Dans mon précédent article je défendais les directeurs de théâtre qui modifient les pièces, qui touchent même aux classiques. Je prétendais qu’adoucir le tragique ou approfondir le comique, malgré l’intention de l’auteur, n’est peut-être pas une attitude artistique, mais vis-à-vis du public c’est souvent un devoir philanthropique.

Eh bien.

Au demeurant, que signifient tragique et comique ?

C’est le héros de la plus énorme tragédie de la littérature mondiale qui dit ceci à propos de la vie : « Tu la prends pour une tragédie ? Prends-la pour une comédie et elle t’amusera. »[1]

Un de mes lecteurs par exemple a beaucoup apprécié ma proposition selon laquelle j’adoucissais le sort du roi Lear. Il m’a spécialement félicité parce qu’il trouvait que la solution que je proposais a carrément transformé Lear en une comédie de gravité moyenne, une sorte de Das Dreimäderlhaus[2].

C’est cela qui m’a donné l’idée ci-dessus.

Le poisson pourrit par la tête. La pièce pourrit le titre.

On pourra commencer le travail par les titres. Que les pièces changent de titre, et aussitôt la situation s’adoucira. Je songe à une nouvelle sorte de Gleichschaltung, de mise au pas, dans l’industrie dramaturgique.

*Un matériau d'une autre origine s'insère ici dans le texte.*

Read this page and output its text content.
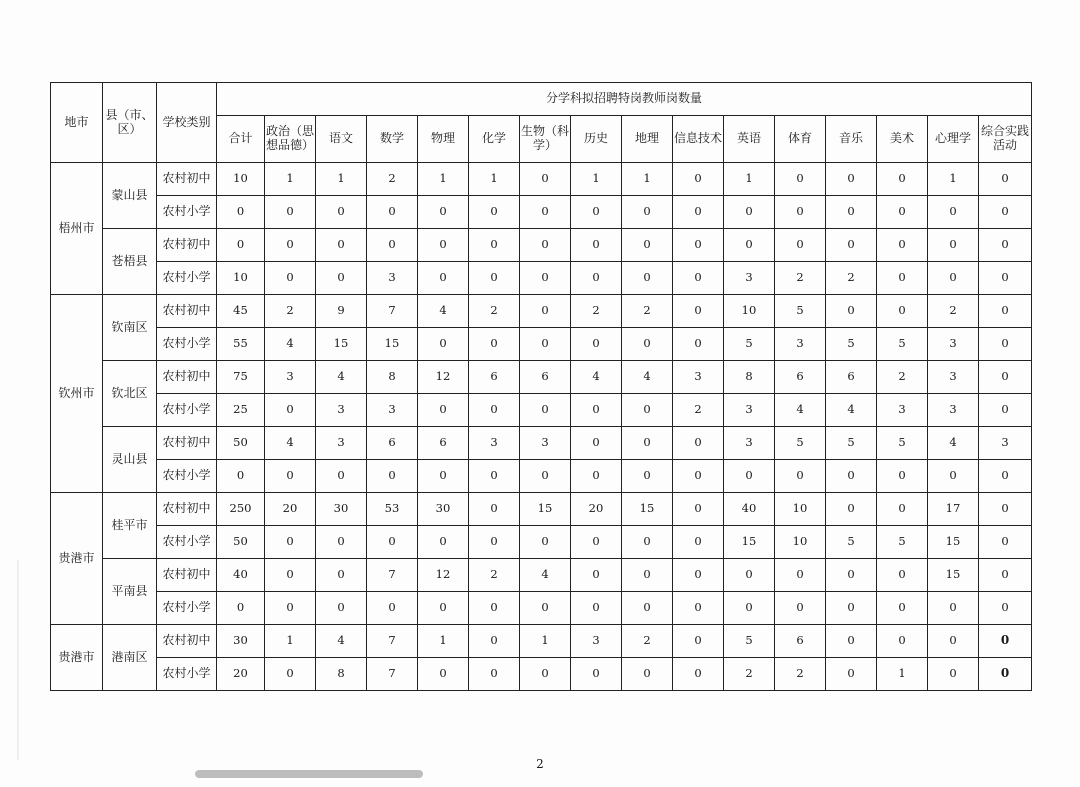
地市	县（市、区）	学校类别	分学科拟招聘特岗教师岗数量															
			合计	政治（思想品德）	语文	数学	物理	化学	生物（科学）	历史	地理	信息技术	英语	体育	音乐	美术	心理学	综合实践活动
梧州市	蒙山县	农村初中	10	1	1	2	1	1	0	1	1	0	1	0	0	0	1	0
		农村小学	0	0	0	0	0	0	0	0	0	0	0	0	0	0	0	0
	苍梧县	农村初中	0	0	0	0	0	0	0	0	0	0	0	0	0	0	0	0
		农村小学	10	0	0	3	0	0	0	0	0	0	3	2	2	0	0	0
钦州市	钦南区	农村初中	45	2	9	7	4	2	0	2	2	0	10	5	0	0	2	0
		农村小学	55	4	15	15	0	0	0	0	0	0	5	3	5	5	3	0
	钦北区	农村初中	75	3	4	8	12	6	6	4	4	3	8	6	6	2	3	0
		农村小学	25	0	3	3	0	0	0	0	0	2	3	4	4	3	3	0
	灵山县	农村初中	50	4	3	6	6	3	3	0	0	0	3	5	5	5	4	3
		农村小学	0	0	0	0	0	0	0	0	0	0	0	0	0	0	0	0
贵港市	桂平市	农村初中	250	20	30	53	30	0	15	20	15	0	40	10	0	0	17	0
		农村小学	50	0	0	0	0	0	0	0	0	0	15	10	5	5	15	0
	平南县	农村初中	40	0	0	7	12	2	4	0	0	0	0	0	0	0	15	0
		农村小学	0	0	0	0	0	0	0	0	0	0	0	0	0	0	0	0
贵港市	港南区	农村初中	30	1	4	7	1	0	1	3	2	0	5	6	0	0	0	0
		农村小学	20	0	8	7	0	0	0	0	0	0	2	2	0	1	0	0
2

La preuve : la Dreimäderlhaus, La maison des trois filles, a eu un public bien plus nombreux que Le Roi Lear !

Je propose que les pièces en général empruntent leur titre les unes aux autres, comme on emprunte un frac ou un pardessus quand on est invité en société.

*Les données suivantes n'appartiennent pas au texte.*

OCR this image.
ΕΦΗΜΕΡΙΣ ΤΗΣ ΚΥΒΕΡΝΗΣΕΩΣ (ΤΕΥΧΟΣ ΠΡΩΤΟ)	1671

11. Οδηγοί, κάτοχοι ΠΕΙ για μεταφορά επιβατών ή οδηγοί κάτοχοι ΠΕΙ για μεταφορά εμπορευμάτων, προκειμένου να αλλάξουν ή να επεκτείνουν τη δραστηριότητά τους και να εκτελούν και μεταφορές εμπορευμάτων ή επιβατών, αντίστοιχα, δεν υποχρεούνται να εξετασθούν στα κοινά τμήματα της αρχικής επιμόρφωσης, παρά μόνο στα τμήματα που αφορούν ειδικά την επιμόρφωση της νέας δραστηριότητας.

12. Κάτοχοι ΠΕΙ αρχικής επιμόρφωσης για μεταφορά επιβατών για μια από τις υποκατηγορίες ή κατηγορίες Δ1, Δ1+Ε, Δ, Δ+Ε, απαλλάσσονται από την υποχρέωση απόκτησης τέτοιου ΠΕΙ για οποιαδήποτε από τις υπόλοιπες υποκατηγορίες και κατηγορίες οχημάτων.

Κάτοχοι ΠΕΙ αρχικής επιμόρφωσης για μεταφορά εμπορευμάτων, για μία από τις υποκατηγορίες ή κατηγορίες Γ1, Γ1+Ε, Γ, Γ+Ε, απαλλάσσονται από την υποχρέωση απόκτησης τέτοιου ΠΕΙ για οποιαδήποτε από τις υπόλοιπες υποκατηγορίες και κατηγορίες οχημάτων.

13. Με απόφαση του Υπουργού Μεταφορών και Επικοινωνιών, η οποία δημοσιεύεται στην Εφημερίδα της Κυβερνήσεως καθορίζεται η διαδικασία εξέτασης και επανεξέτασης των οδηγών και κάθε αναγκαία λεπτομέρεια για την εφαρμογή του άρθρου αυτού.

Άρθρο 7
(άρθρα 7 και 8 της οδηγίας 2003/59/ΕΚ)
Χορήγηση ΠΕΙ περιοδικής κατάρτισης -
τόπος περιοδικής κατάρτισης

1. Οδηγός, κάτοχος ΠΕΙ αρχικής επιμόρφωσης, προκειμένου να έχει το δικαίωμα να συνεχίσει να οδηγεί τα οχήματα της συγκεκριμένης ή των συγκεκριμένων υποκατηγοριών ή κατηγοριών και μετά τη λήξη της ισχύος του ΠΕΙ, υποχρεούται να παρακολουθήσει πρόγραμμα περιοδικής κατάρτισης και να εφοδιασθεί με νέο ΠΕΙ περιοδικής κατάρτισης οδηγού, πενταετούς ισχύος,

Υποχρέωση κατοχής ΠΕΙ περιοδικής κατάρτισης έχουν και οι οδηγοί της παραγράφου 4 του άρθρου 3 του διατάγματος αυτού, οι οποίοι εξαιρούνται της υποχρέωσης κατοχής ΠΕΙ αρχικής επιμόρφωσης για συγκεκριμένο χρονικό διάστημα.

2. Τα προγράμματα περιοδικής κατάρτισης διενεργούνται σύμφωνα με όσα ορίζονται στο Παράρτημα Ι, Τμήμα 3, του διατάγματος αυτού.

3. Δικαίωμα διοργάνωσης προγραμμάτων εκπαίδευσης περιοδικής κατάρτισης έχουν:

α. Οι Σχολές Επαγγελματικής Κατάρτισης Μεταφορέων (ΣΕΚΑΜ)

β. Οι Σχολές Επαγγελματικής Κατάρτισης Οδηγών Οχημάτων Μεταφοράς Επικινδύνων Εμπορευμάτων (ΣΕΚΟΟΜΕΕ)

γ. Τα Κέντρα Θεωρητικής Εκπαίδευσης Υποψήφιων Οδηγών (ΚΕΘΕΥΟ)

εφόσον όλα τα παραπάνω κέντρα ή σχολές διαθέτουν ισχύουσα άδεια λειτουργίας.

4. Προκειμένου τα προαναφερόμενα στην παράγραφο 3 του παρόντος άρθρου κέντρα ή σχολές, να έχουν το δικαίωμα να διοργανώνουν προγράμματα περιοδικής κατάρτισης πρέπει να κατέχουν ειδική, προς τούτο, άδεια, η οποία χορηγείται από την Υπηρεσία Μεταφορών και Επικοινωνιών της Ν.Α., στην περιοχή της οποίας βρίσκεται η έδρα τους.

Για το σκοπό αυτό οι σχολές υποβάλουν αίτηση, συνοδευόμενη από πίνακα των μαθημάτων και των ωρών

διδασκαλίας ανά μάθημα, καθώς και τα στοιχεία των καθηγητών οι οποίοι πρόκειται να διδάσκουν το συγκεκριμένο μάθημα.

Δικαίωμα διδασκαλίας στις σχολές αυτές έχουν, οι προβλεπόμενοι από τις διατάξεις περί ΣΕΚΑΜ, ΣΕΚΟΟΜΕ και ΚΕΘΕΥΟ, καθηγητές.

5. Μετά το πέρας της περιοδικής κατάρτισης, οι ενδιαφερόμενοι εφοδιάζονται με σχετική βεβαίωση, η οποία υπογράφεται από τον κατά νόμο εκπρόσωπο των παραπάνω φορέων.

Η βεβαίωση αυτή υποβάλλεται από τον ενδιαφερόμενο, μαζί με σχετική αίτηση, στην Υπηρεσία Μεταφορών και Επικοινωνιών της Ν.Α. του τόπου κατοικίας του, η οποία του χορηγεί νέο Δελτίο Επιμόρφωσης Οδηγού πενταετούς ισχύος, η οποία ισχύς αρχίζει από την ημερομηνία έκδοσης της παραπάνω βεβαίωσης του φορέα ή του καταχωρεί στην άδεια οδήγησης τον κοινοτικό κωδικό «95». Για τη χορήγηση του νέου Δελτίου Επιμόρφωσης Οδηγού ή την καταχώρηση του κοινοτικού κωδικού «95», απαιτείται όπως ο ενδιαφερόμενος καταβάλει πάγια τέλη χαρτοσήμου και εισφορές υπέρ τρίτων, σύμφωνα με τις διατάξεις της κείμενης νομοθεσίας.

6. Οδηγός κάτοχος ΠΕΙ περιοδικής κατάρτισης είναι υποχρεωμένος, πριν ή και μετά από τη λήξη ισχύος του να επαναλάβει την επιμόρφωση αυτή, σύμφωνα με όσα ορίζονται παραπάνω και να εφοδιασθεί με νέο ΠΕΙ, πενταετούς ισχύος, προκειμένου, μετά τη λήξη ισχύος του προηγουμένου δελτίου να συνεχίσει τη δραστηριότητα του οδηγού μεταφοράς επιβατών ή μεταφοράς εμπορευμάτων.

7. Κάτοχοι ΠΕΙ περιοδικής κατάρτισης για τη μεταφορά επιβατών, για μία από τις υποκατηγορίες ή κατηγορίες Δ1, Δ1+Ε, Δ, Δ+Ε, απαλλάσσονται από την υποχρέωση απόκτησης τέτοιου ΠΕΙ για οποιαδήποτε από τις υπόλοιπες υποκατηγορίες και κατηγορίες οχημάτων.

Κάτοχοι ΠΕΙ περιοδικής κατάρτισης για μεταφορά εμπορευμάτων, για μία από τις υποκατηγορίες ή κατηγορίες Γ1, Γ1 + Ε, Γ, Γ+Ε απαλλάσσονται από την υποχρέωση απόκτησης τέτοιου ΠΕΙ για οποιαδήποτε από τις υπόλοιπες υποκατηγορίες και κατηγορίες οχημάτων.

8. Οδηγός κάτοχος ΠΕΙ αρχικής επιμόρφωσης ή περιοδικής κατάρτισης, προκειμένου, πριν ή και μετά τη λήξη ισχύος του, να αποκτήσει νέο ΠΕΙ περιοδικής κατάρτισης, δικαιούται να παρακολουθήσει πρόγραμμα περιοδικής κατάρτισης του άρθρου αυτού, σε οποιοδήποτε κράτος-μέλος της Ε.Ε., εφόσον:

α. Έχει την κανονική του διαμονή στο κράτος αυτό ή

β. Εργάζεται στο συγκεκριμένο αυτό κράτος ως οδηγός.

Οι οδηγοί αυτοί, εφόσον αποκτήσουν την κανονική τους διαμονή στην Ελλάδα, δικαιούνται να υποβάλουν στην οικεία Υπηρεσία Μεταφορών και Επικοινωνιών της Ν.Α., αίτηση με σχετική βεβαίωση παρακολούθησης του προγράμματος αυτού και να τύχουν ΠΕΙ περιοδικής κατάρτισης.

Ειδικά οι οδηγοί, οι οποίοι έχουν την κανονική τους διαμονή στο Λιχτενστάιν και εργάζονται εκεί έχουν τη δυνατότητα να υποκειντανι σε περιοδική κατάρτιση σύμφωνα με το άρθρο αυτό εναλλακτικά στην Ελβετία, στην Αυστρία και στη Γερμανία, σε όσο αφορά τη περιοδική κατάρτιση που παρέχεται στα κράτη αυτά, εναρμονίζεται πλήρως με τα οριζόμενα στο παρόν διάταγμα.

Plus précisément : créons dans la littérature dramatique une mode « ou bien ». Tout de suite un premier exemple : Le Roi Lear ou La maison des trois filles. Une personne à qui ne plaît pas Le Roi Lear entrera voir La maison des trois filles. C’est ainsi qu’on attrape deux mouches d’un coup. Au demeurant, il existe des directeurs de théâtres de province qui usent de cette méthode avec grand succès depuis cent ans. En fait, je ne suis donc pas l’inventeur de cette idée, je me contenterai de la direction de la succursale budapestoise.

D’autres exemples.

Lohengrin est certainement une pièce belle qui fait de l’effet, aussi par son sujet, néanmoins, à notre humble avis, elle n’est pas propre à rendre populaire le chevalier au manteau blanc et au cygne blanc. Pour un véritable succès de masse il serait souhaitable qu’il emprunte à Hasenclever ce titre meilleur : Lohengrin, ou Ein besserer Herr, Un gentleman de pieds en cap.[3]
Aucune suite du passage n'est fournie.